What did she think of Green? Could she be trusted? Anything was better than having Morris along. You’re doing this for Burgone, remember. ‘I’m going to need more than that, sir. I need a second pair of eyes: someone else who knows the Apollyon case inside out. To bounce ideas off. I’d like to bring in Freddie Venton.’

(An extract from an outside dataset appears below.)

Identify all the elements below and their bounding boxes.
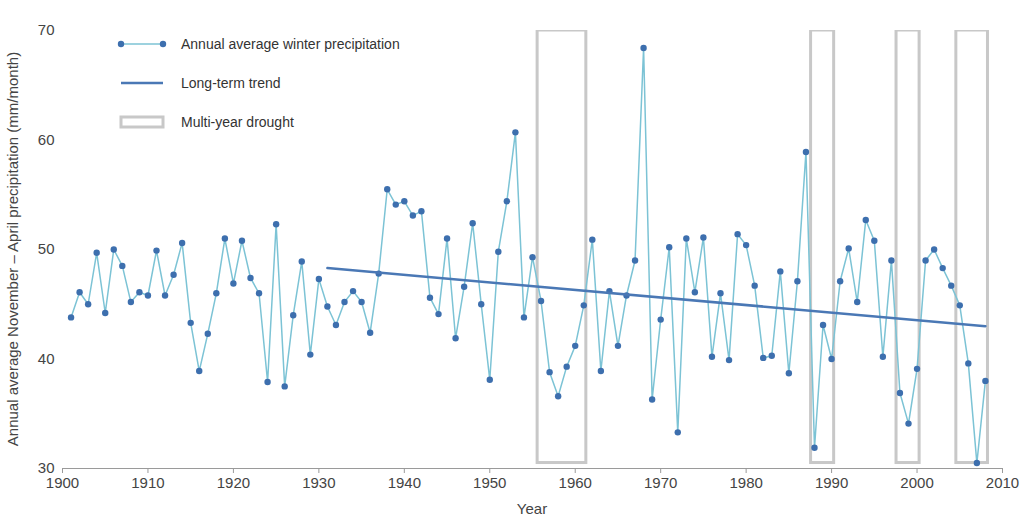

‘The civilian who worked on the Hashtag case?’ He raised his eyebrows. ‘No chance. What about your former DCI?’
‘I’ve spoken to DCI Moast.’ The call had been awkward: silence on the other end as she’d mentioned the word Apollyon. They both had blood-smeared memories of the case; they both felt they could have done things differently. ‘He’s in the middle of a trafficking bust. The Jubilee station is full of people smugglers and refugees. Some were being shipped out for the sex trade, small children being sold into slavery. It sounds like a mess. The soonest he or any of his team would be able to help would be the day after next. If we were lucky.’
‘And according to the message we’ve got twenty-four hours,’ Chips sighed.
‘Twenty-three, now.’ And ticking down. ‘Freddie could help us.’
‘I thought she was brought in as a PR stunt during the Hashtag case?’
‘Freddie knows Apollyon better than anyone. She was the one who cracked the cryptic clues he posted.’ She’d also been the one who’d goaded him into a response. ‘She’s a little unorthodox.’ Rash, confrontational, and prone to erratic behaviour: she’d need to keep a close eye on her. ‘But she has an encyclopaedic knowledge of popular culture.’ Which she’d probably prefer to call Wikipedic. ‘She understands references that are common knowledge online, and could overlay them analytically to the information we have. I think it’s worth at least consulting with her.’